Robust multisensor fusion of multi-modal measurements such as IMUs, wheel encoders, cameras, LiDARs, and GPS holds great potential due to its innate ability to improve resilience to sensor failures and measurement outliers, thereby enabling robust autonomy. To the best of our knowledge, this work is among the first to develop a consistent tightly-coupled Multisensor-aided Inertial Navigation System (MINS) that is capable of fusing the most common navigation sensors in an efficient filtering framework, by addressing the particular challenges of computational complexity, sensor asynchronicity, and intra-sensor calibration. In particular, we propose a consistent high-order on-manifold interpolation scheme to enable efficient asynchronous sensor fusion and state management strategy (i.e. dynamic cloning). The proposed dynamic cloning leverages motion-induced information to adaptively select interpolation orders to control computational complexity while minimizing trajectory representation errors. We perform online intrinsic and extrinsic (spatiotemporal) calibration of all onboard sensors to compensate for poor prior calibration and/or degraded calibration varying over time. Additionally, we develop an initialization method with only proprioceptive measurements of IMU and wheel encoders, instead of exteroceptive sensors, which is shown to be less affected by the environment and more robust in highly dynamic scenarios. We extensively validate the proposed MINS in simulations and large-scale challenging real-world datasets, outperforming the existing state-of-the-art methods, in terms of localization accuracy, consistency, and computation efficiency. We have also open-sourced our algorithm, simulator, and evaluation toolbox for the benefit of the community: https://github.com/rpng/mins.

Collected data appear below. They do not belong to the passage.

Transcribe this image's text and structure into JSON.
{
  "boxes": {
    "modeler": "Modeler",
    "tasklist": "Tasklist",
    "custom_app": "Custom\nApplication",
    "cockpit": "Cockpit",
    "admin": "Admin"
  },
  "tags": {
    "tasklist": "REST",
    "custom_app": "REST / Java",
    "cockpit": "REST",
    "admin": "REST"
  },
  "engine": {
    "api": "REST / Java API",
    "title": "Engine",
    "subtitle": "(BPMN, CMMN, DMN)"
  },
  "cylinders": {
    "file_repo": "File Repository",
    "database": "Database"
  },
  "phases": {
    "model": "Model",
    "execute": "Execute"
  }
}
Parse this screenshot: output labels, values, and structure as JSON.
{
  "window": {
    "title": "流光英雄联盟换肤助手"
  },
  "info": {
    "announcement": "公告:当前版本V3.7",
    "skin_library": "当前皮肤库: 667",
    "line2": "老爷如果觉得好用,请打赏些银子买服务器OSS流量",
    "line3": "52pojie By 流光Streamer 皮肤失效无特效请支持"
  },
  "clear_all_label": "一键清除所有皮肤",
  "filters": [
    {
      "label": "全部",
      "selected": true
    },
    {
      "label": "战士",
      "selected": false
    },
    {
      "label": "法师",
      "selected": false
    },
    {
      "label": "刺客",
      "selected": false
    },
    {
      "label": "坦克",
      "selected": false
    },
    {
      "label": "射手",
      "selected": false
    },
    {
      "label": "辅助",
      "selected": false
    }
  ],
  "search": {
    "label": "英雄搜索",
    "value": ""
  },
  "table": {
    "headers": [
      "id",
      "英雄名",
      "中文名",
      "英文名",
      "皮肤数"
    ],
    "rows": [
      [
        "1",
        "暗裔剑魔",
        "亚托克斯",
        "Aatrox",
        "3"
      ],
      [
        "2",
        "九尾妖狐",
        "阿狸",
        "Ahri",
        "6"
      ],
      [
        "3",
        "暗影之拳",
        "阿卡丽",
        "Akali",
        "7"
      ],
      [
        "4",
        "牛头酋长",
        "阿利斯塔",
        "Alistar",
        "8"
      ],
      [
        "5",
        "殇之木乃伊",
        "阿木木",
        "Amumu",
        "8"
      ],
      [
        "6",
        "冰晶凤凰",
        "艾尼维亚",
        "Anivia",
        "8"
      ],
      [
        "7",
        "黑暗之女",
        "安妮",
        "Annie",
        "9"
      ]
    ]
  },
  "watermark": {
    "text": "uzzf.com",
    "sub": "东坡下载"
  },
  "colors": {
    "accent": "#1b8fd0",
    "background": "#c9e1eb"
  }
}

翻译：多模态测量（如IMU、轮式编码器、摄像头、LiDAR和GPS）的鲁棒多传感器融合，因其天然具备提升对传感器故障和测量异常值的适应能力，从而能够实现鲁棒自主性，因此具有巨大潜力。据我们所知，本文是首批开发出一致性紧耦合多传感器辅助惯性导航系统（MINS）的工作之一，该系统通过解决计算复杂度、传感器异步性及传感器内部标定的特定挑战，能够在高效滤波框架中融合最常见的导航传感器。具体而言，我们提出了一种一致的高阶流形插值方案，以实现高效的异步传感器融合和状态管理策略（即动态克隆）。所提出的动态克隆利用运动信息来自适应选择插值阶数，从而在最小化轨迹表示误差的同时控制计算复杂度。我们对所有机载传感器进行在线内参及外参（时空）标定，以补偿不准确的先验标定和/或随时间退化的标定。此外，我们仅利用IMU和轮式编码器的本体感知测量值（而非外部感知传感器）开发了一种初始化方法，该方法受环境影响较小，在高动态场景中更具鲁棒性。我们在仿真实验和大规模具有挑战性的真实世界数据集上对提出的MINS进行了广泛验证，结果表明其在定位精度、一致性和计算效率方面均优于现有最先进方法。我们已为回馈社区而开源了算法、仿真器及评估工具箱：https://github.com/rpng/mins。